APC Australia

Pathologic 2

The grim reaper reigns supreme in these glum streets.

- Tom Senior

$39 | PC, PS4, XB1 | WWW.PATHOLOGIC-GAME.COM

Pathologic 2 is “supposed to be almost unbearable” according to devs Ice Pick Lodge, who created the obtuse, nearunplay­able original Pathologic, and purgatoria­l horror game The Void. Pathologic 2 challenges you to survive 12 in-game days in a town that’s going completely to hell. Disease, paranoia, mob justice, and paranormal happenings unfold in real time as you plod through brown, foggy districts, invading people’s houses for scraps and occasional­ly meeting important figures. It’s a deliberate­ly exhausting experience. An egg is not just an egg in Pathologic, it’s an “empty illusion of

possible life”.

The survival systems constantly get in the way of a fascinatin­g mystery game. When you chat to key figures in the town, they drop motes of informatio­n that form a growing web in your journal. Empty nodes imply there’s more to explore in a given line of enquiry.
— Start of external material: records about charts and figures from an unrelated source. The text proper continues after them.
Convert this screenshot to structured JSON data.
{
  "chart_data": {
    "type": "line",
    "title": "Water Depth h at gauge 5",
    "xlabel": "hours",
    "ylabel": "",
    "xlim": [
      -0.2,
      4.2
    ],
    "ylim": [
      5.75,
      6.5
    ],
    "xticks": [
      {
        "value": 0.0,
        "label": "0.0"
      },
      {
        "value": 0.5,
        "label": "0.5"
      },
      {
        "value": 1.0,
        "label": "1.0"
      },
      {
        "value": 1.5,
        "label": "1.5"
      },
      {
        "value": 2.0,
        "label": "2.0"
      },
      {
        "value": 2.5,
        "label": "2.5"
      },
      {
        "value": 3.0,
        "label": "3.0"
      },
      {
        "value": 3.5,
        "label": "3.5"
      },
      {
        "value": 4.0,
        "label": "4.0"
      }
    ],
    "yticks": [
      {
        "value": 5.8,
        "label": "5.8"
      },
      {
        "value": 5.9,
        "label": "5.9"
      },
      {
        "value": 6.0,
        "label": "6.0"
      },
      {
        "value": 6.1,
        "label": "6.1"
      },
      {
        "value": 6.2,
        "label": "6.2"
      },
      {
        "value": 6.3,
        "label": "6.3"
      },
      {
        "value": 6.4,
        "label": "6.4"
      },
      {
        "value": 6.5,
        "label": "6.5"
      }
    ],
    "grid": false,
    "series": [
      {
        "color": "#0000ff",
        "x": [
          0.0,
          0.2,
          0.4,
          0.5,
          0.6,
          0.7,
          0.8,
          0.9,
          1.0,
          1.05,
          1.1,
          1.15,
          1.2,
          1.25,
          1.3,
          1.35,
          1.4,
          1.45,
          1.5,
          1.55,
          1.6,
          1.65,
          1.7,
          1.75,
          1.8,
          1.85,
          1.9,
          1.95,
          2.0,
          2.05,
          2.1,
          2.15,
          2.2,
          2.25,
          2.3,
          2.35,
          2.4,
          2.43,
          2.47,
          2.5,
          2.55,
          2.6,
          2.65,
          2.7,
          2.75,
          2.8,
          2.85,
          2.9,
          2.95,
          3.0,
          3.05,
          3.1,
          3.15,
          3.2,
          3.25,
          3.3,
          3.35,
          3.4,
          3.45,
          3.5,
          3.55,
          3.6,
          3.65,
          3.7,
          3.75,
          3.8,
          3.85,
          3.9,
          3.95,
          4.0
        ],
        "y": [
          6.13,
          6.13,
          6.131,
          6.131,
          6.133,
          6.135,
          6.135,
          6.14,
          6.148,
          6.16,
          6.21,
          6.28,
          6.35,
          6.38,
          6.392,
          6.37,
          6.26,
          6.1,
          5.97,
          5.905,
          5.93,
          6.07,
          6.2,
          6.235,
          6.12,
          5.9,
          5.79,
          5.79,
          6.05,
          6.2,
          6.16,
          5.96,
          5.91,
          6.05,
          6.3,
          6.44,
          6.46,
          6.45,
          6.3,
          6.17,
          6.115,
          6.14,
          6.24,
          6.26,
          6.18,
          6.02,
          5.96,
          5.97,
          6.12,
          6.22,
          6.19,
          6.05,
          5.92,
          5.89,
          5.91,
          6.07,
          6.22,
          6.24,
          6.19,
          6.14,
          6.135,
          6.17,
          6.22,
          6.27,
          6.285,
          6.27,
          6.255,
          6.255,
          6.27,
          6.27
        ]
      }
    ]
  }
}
It manages to be quite an atmospheri­c game, even in spite of rigid character models, static faces, sparse and repetitive interiors, and an extremely clumsy first-person combat system. The game is always pushing back against your attempts to explore, but there are delightful­ly macabre ideas hiding away in corners of the town, like gurgling tree roots that drink blood and give you herbs in return. As a surgeon, you can extract organs from any corpse and then sell them to a particular buyer for food and medicine.

It’s a slog, and that’s the point of it. The suffering of your character and the townspeopl­e is reflected in the torment of ever-hungry survival bars that drive you to theft and murder. One character talks about how her client asked her to design the town’s layout to be deliberate­ly confusing and annoying to navigate, in order to stretch people like a spring so that, in a position of distress, they might discover deeper wells of creativity.

Though I admire the way the game keenly rejects the idea that games should always be satisfying fun factories, I just don’t see the worth in wrapping a good mystery in layers of irritant.

Verdict

A gruelling mystery game that smothers its big ideas with dour survival mechanics.